Before reading about the solution, a fair question the reader may ask is: “What
is the problem? Is that problem important? and to whom?” Answering
these questions requires looking at a global picture of our computerized society.
Today, in a competitive world, enterprises of all kinds use and depend on timely
available, up-to-date information. Information volumes are growing 25-35% per
year and the traditional transaction rate has been forecast to grow by a factor
of 10 over the next five years-twice the current trend in mainframe growth.
In addition, there is already an increasing number of transactions arising
from computer systems in business-to-business interworking and by intelligent
terminals in the home, office or factory.

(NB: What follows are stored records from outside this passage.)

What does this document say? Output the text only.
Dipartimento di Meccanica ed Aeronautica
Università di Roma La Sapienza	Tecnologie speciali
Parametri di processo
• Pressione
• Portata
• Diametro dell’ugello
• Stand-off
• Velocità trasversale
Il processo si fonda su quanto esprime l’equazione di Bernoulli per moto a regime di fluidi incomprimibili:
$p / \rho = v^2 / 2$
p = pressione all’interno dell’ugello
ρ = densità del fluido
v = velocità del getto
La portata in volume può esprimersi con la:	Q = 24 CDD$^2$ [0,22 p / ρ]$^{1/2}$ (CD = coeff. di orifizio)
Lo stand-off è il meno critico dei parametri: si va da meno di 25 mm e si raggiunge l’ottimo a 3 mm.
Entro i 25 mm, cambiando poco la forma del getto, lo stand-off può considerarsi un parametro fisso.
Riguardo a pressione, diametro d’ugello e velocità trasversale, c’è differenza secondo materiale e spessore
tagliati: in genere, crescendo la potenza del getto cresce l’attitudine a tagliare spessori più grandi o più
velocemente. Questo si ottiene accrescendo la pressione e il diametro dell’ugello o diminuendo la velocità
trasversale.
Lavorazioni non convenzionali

The profile of the transaction load is also changing as decision-support queries,
typically complex, are added to the existing simpler, largely clerical workloads.
Thus, complex queries such as those macro-generated by decision support systems
or system-generated as in production control will increase to demand significant
throughput with acceptable response times. In addition, very complex queries on
very large databases, generated by skilled staff workers or expert systems, may
hurt throughput while demanding good response times.

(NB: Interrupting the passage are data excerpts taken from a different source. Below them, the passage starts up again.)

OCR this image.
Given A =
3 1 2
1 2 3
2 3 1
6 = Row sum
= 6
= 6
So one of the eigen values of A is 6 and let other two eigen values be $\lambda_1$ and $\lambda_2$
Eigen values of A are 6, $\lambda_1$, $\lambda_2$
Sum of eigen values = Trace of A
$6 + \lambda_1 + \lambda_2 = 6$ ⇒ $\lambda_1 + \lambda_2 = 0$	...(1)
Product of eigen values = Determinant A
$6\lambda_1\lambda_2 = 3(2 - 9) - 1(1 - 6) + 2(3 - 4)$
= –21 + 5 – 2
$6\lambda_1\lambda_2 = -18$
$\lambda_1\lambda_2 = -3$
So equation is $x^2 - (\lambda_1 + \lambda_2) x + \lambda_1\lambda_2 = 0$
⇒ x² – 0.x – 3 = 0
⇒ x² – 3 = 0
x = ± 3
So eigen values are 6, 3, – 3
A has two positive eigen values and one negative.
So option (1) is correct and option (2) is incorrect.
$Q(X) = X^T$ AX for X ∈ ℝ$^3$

From a database point of view, the problem is to come up with database
servers that support all these types of queries efficiently on possibly very large
on-line databases. However, the impressive silicon technology improvements
alone cannot keep pace with these increasing requirements. Microprocessor
performance is now increasing 50% per year, and memory chips are increasing
in capacity by a factor of 16 every six years. RISC processors today can deliver
between 50 and 100 MIPS (the new 64 bit DEC Alpha processor is predicted to
deliver 200 M!PS at cruise speed!) at a much lower price/MIPS than mainframe
processors. This is in contrast to much slower progress in disk technology which
has been improving by a factor of 2 in response time and throughput over the
last 10 years. With such progress, the I/O bottleneck worsens with time.
The solution is therefore to use large-scale parallelism to magnify the raw power
of individual components by integrating these in a complete system along with the
appropriate parallel database software. Using standard hardware components is
essential to exploit the continuing technology improvements with minimal delay.
Then, the database software can exploit the three forms of parallelism inherent
in data-intensive application workloads. Interquery parallelism enables the parallel
execution of multiple queries generated by concurrent transactions. Intraquery
parallelism makes the parallel execution of multiple, independent operations (e.g.,
select operations) possible within the same query. Both interquery and intraquery
parallelism can be obtained by using data partitioning. Finally, with intraoperation
parallelism, the same operation can be executed as many suboperations using
function partitioning in addition to data partitioning. The set-oriented mode of
database languages (e.g., SQL) provides many opportunities for intraoperation
parallelism. For example, the performance of the join operation can be increased
significantly by parallelism.